La mentira del salvador de Melilla

       Francisco Franco nunca salvó a Melilla. Es mentira todo lo que se cuenta sobre su estatua, e igualmente mentira lo que se dice en la placa del edifico de la calle Castillejos  1, en donde tiene la residencia oficial el coronel jefe de La Legión, y que un día habitara el entonces comandante Francisco Franco. Vamos a reproducir el texto íntegro de la moción aprobada por el Ayuntamiento de Melilla, el 4 de diciembre de 1975.

              4 de diciembre de 1975. Acuerdo del Ayuntamiento de Melilla

                           A nuestro insigne Caudillo Generalísimo Franco

     La limpia y brillante trayectoria de nuestro Generalísimo don Francisco Franco Bahamonde, desde los albores de su juventud hasta su fallecimiento el pasado día 20, y la gratitud y reconocimiento de todos los españoles a su sabia, inteligente y recta labor de gobierno realizada a lo largo  de casi 40 años de regir los destinos de la Patria, le han hecho merecedor a todas las condiciones humanas y por ello, y también en el recuerdo a todos los años servidos en distintos empleos en Marruecos, vinculados especialmente a Melilla en 1912 en las Fuerzas Regulares, y en 1921 en el Tercio de Extranjeros, este Ayuntamiento, en distintas fechas, le ha nombrado Hijo Adoptivo y Predilecto de Melilla, Alcalde Honorario y Perpetuo de la ciudad, y Medalla de Oro de la misma.

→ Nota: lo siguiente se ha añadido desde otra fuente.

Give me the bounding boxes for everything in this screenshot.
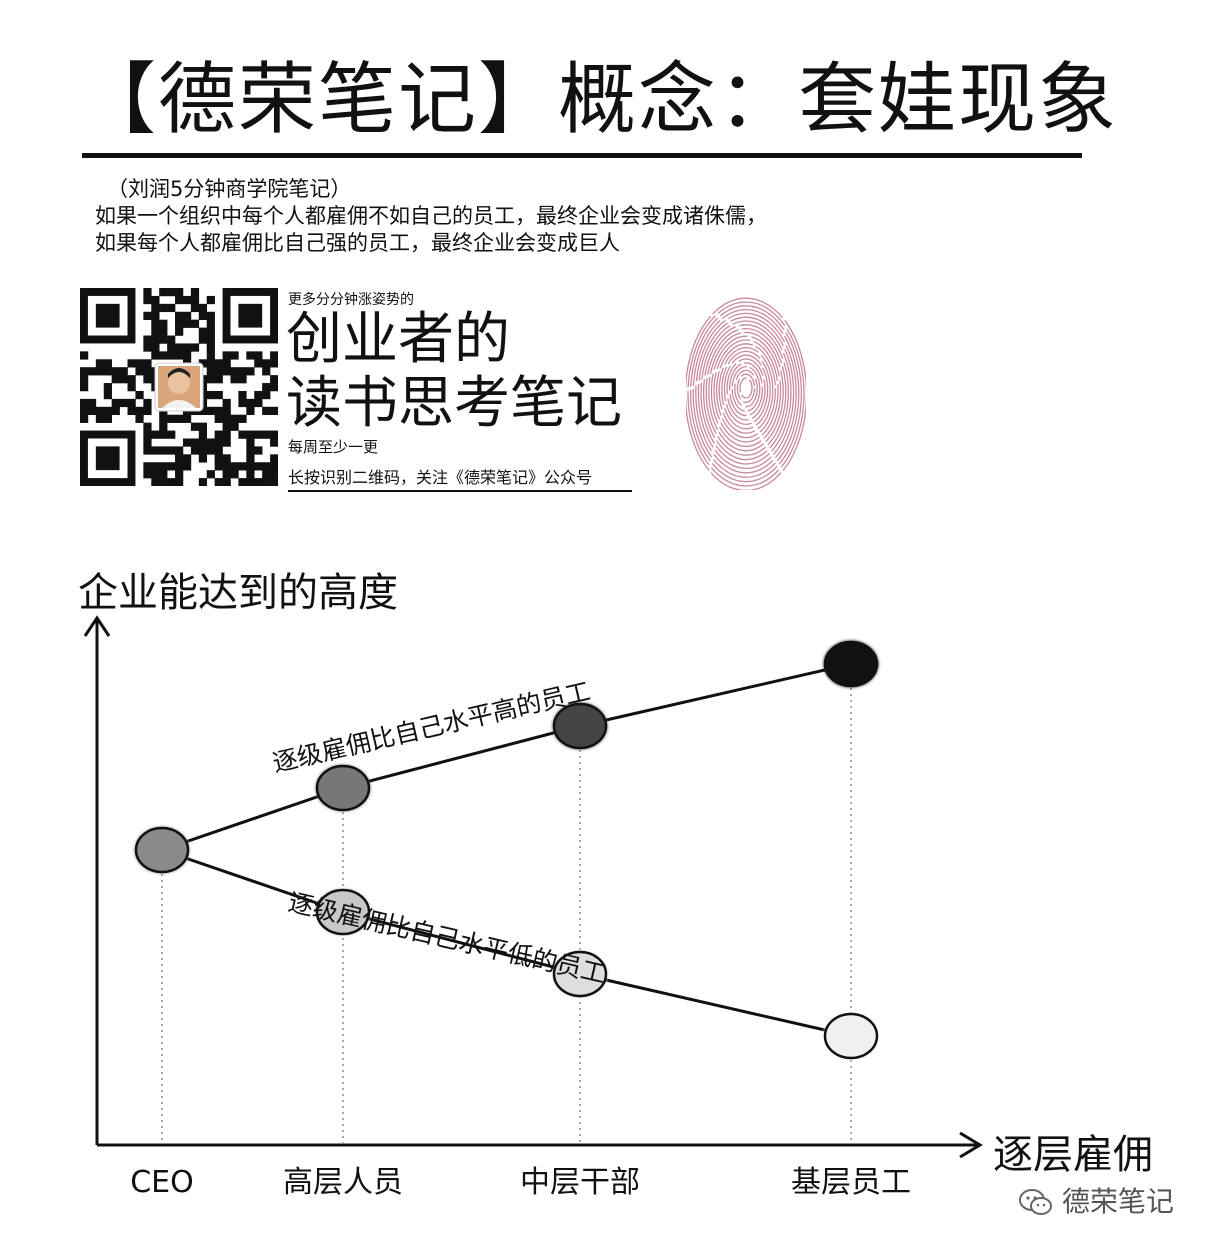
- guide-lines: [161, 688, 852, 1143]
- series-node: [315, 888, 371, 936]
- y-axis-label: 企业能达到的高度: [78, 570, 398, 616]
- series-line-1: [161, 848, 852, 1038]
- intro-text: （刘润5分钟商学院笔记） 如果一个组织中每个人都雇佣不如自己的员工，最终企业会变…: [95, 176, 767, 257]
- series-node: [315, 764, 371, 812]
- series-label: 逐级雇佣比自己水平低的员工: [286, 888, 609, 989]
- intro-line-2: 如果每个人都雇佣比自己强的员工，最终企业会变成巨人: [95, 231, 620, 255]
- intro-source: （刘润5分钟商学院笔记）: [107, 177, 352, 201]
- watermark: 德荣笔记: [1018, 1180, 1174, 1220]
- intro-line-1: 如果一个组织中每个人都雇佣不如自己的员工，最终企业会变成诸侏儒，: [95, 204, 767, 228]
- page-title: 【德荣笔记】概念：套娃现象: [78, 55, 1119, 145]
- x-tick-label: CEO: [130, 1165, 194, 1200]
- fingerprint-icon[interactable]: [686, 290, 806, 490]
- promo-headline-line-1: 创业者的: [286, 307, 510, 372]
- x-axis-label: 逐层雇佣: [993, 1132, 1153, 1178]
- axes: [83, 615, 983, 1159]
- hiring-diagram: 企业能达到的高度 逐层雇佣 CEO 高层人员 中层干部 基层员工 逐级雇佣比自己水平高…: [78, 570, 1153, 1200]
- x-tick-label: 基层员工: [791, 1165, 911, 1200]
- series-node: [823, 640, 879, 688]
- series-node: [552, 702, 608, 750]
- wechat-icon: [1019, 1189, 1052, 1215]
- promo-cta: 长按识别二维码，关注《德荣笔记》公众号: [288, 464, 632, 492]
- series-node: [134, 826, 190, 874]
- series-node: [552, 950, 608, 998]
- qr-code-icon[interactable]: [80, 288, 278, 486]
- series-nodes: [134, 640, 879, 1060]
- title-divider: [82, 153, 1082, 158]
- x-tick-label: 中层干部: [520, 1165, 640, 1200]
- series-node: [823, 1012, 879, 1060]
- promo-headline-line-2: 读书思考笔记: [286, 371, 622, 436]
- series-line-0: [161, 662, 852, 852]
- watermark-text: 德荣笔记: [1062, 1185, 1175, 1218]
- series-lines: [161, 662, 852, 1038]
- x-tick-labels: CEO 高层人员 中层干部 基层员工: [130, 1165, 911, 1200]
- promo-top-text: 更多分分钟涨姿势的: [288, 292, 414, 308]
- x-axis-arrow: [959, 1131, 983, 1159]
- y-axis-arrow: [83, 615, 111, 637]
- x-tick-label: 高层人员: [283, 1165, 403, 1200]
- promo-headline: 创业者的 读书思考笔记: [286, 308, 622, 436]
- series-label: 逐级雇佣比自己水平高的员工: [270, 676, 593, 777]
- promo-frequency: 每周至少一更: [288, 438, 379, 456]
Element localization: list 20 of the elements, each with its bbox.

        Ante su inevitable desaparición, se hace necesario dejar constancia material para recuerdo de generaciones venideras -al margen de su presencia en la Historia- de tan egregia personalidad  y por ello, los concejales que suscriben, se honran de elevar a la consideración del Excmo. Pleno, la construcción de un monumento con la estatua de nuestro nuestro insigne Caudillo, creyendo interpretar con ello la voluntad de todos los melillenses.

       No hay otra interpretación posible. El monumento es a Franco dictador. Además el texto menciona otros honores al Generalísimo, que el Gobierno de la ciudad no reconoce, con objeto de evitar que se le desposean de ellos.